Now researchers have discovered a new way to investigate HCM and other genetic diseases. In a study released today, scientists at Brigham and Women's Hospital and Harvard Medical School demonstrate a new procedure that measures changes in gene activities well before the disease itself appears.
For now, it's only been tried in mice, but it could eventually be used for human heart patients.
"It's not possible to predict what is going to happen with any individual patient -- a substantial portion do have symptoms or require a major treatment," said Barry Maron, the director of Hypertrophic Cardiomyopathy Center at the Minneapolis Heart Institute Foundation.
"It is the most common reason for sudden death among young people," he said. He estimates someone dies of this heart problem every three days in the United States. The number is probably higher, but, as Maron points out, "We don't have a mandatory reporting system."
The medical community doesn't fully understand why some people die in early life and others live much longer.
The new study should help change that.
Jon Seidman, professor of Genetics at Harvard Medical School and co-author of the study, said a new technique called PMAGE (Polony Multiplex Analysis of Gene Expression) is a way of defining RNA profiles in cells and tissues. "As a research tool it will be very valuable for dissecting complicated developmental processes," he said. Although their study focused on heart disease, the methodology translates to any disease involving a change in cell physiology, including diabetes, kidney disease or cancer.

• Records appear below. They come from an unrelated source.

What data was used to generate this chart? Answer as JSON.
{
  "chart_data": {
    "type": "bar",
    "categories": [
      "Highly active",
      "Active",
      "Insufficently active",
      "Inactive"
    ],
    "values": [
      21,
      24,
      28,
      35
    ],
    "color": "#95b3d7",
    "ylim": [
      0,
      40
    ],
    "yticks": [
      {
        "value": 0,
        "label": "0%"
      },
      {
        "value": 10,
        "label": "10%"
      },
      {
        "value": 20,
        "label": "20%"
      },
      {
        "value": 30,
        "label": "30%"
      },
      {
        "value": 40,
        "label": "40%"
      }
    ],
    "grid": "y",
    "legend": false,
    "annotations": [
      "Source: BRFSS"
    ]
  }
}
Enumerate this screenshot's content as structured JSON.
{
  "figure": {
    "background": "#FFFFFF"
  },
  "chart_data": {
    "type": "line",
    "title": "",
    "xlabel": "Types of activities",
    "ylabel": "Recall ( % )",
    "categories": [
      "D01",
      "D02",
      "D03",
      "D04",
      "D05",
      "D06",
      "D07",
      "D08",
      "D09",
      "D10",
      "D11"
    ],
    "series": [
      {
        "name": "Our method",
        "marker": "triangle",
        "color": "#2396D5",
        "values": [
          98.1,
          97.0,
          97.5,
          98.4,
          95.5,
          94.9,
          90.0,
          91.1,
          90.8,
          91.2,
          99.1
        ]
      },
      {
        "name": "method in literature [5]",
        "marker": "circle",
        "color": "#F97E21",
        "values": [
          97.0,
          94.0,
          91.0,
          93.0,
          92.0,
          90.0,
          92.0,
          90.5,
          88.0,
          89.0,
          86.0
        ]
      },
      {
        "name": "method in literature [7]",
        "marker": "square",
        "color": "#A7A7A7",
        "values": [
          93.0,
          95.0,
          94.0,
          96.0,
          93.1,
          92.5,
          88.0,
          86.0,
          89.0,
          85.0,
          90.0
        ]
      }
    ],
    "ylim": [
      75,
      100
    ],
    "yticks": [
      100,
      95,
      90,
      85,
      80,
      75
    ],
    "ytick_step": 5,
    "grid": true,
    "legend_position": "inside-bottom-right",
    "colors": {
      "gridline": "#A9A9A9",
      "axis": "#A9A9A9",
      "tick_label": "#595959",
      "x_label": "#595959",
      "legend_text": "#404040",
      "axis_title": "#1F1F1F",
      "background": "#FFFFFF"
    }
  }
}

The study is published in Friday's edition of the journal Science.
The first indicators of disease happen at the cellular level, and to understand it, a refresher in cell biology is in order. If a gene in your DNA has mutated -- or changed in an unhealthy way -- it gives out incorrect instructions to the cell, and that cell begins to malfunction.
Normal genes pass their instructions on through a process called transcription. In it, sections of DNA are copied into molecules called messenger RNA (mRNA), which carry the vital information.
But a gene mutation throws a wrench in the transcription process. And that means the cell begins to act much differently. Researchers figured out it's possible to look at this gene activity and identify disease before other signs of heart damage came about.
Scientists have spent decades searching for good ways to study transcription. Existing methods are expensive, and only work if there's a lot of mRNA.
"We know there are 300,000 RNAs per cell, sometimes a little more or less. If we only count 50,000 we are missing a lot," Seidman said.
But with the new PMAGE technique, Seidman and his colleagues were able to examine much smaller quantities.
They were surprised to find hundreds of changes in the mRNA of mutant mice when compared to the normal mice. And this has great implications for future treatments. Seidman said if you can find those small changes you might be able to head off disease -- and that's where PMAGE comes in.
In a 2002 article published in the journal Circulation, Maron wrote, "While analysis of DNA is the most certain method for diagnosing HCM, it is time-consuming, expensive, confined to research-oriented laboratories and cannot yet play a role in routine day-to-day decisions for patients." It remains to be seen whether PMAGE will help change all of that. Until then, a yearly physical might be the simplest solution, especially for patients with a family history of heart trouble.